Still, Bee reporters haven't yet used comments from such surveys as real-people responses in stories (although they have followed up on online story tips). "There's two problems with that," Enfield says. "One is the fact that you're only drawing from a limited pool of people--people going online and people willing to express an opinion. The second thing is we have to verify their identity....
"I see the main advantage for us is that it gives viewers an outlet to express their opinions, especially in sports. It's kind of our version of a talk show."

OF COURSE, NEWSPAPERS DO far more than just serve as an in-print version of a talk show. And there are already-established venues for readers' voices--on the letters pages, for example. But amid the civic journalism and the Sunday narratives, the reaction genre survives, be it mug shots with quotes or extensive interviews with "stakeholders."
And assuming they're crafted intelligently, that may not be such a bad thing.
"Is it the most satisfying thing to do journalistically?" asks the Orange County Register's Foley. "No.... But they're really well-received among readers.

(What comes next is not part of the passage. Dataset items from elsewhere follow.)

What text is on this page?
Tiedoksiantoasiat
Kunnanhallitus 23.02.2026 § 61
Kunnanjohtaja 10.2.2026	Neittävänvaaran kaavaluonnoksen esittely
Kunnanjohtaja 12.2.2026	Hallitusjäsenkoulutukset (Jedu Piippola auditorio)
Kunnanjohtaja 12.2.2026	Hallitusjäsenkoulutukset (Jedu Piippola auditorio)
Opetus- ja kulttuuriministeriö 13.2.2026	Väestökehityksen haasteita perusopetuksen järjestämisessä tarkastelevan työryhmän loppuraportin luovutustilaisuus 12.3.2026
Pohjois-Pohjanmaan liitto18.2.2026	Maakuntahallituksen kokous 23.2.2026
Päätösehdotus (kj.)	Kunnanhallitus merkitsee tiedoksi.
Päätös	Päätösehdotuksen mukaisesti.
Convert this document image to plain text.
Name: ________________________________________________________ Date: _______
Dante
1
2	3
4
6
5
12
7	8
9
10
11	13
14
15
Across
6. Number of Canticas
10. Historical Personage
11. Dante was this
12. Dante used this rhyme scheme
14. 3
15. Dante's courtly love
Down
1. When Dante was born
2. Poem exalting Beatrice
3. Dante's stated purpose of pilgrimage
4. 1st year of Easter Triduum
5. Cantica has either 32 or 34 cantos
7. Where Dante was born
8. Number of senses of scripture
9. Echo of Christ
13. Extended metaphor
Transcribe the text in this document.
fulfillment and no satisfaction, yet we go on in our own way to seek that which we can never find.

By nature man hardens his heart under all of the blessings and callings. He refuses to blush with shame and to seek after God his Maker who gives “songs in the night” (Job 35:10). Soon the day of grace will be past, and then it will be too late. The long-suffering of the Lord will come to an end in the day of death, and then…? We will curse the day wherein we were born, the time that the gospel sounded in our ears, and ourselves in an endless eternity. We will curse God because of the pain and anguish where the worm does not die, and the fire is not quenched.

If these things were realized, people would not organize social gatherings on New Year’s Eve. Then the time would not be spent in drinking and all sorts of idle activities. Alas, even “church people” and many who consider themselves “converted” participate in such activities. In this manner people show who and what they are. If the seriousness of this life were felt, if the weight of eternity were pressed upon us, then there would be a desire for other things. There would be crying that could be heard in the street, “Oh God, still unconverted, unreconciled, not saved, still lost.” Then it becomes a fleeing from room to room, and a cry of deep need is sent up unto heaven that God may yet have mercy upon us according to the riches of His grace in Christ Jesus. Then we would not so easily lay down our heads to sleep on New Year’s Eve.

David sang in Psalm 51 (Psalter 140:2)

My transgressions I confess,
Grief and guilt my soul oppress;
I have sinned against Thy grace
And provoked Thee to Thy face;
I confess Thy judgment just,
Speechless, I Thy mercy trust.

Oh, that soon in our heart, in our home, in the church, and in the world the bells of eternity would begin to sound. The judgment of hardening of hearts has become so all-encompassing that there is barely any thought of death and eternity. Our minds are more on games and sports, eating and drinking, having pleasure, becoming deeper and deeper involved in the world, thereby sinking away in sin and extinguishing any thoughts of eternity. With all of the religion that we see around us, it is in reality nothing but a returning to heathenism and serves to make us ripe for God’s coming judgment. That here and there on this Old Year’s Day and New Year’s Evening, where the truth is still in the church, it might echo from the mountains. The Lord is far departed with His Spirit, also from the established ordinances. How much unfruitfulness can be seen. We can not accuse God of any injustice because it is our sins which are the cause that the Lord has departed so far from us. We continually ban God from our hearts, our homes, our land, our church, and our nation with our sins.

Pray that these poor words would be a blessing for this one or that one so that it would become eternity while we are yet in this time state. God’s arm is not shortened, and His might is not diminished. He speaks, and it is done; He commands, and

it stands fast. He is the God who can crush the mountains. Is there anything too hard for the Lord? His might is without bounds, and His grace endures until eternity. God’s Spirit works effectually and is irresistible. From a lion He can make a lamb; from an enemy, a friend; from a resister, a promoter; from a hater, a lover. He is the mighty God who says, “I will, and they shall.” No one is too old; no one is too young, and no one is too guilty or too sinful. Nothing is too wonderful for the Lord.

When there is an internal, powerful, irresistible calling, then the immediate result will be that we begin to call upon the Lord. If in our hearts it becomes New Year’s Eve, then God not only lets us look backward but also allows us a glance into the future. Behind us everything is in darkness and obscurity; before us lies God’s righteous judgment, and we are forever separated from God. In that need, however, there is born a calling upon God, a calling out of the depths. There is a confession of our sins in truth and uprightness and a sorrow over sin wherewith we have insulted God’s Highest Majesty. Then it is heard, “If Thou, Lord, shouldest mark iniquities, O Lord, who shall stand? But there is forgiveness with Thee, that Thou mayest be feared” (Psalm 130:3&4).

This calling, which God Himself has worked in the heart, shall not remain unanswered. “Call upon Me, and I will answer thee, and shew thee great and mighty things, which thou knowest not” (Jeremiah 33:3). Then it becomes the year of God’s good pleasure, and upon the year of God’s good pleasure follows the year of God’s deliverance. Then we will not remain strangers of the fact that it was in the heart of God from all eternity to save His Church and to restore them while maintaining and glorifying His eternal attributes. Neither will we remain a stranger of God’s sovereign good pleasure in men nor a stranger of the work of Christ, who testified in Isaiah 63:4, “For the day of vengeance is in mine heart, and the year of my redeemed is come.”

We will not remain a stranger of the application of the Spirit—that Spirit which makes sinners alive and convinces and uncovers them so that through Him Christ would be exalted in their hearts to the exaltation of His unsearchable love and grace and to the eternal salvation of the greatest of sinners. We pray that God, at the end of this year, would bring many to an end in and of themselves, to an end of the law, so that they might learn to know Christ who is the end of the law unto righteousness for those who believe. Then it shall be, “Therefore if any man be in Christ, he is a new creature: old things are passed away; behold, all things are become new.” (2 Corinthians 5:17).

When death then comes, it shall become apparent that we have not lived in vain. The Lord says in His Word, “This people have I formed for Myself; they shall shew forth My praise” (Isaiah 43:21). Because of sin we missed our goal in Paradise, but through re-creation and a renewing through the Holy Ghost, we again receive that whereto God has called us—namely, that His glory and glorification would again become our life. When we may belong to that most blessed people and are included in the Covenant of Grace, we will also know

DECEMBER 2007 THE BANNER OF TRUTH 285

Those people add something to the story. I know I go to the voices first. When I see a designed page [with mugs and quotes], I go to the quotes first. I read those first and see what people are saying, and then I go for the little identifiers. I find those things interesting, because those are usually not the usual suspects.
"You're looking for the fresh voices, so that there's some sense that there's more than five people in a community who can talk about something that's going on."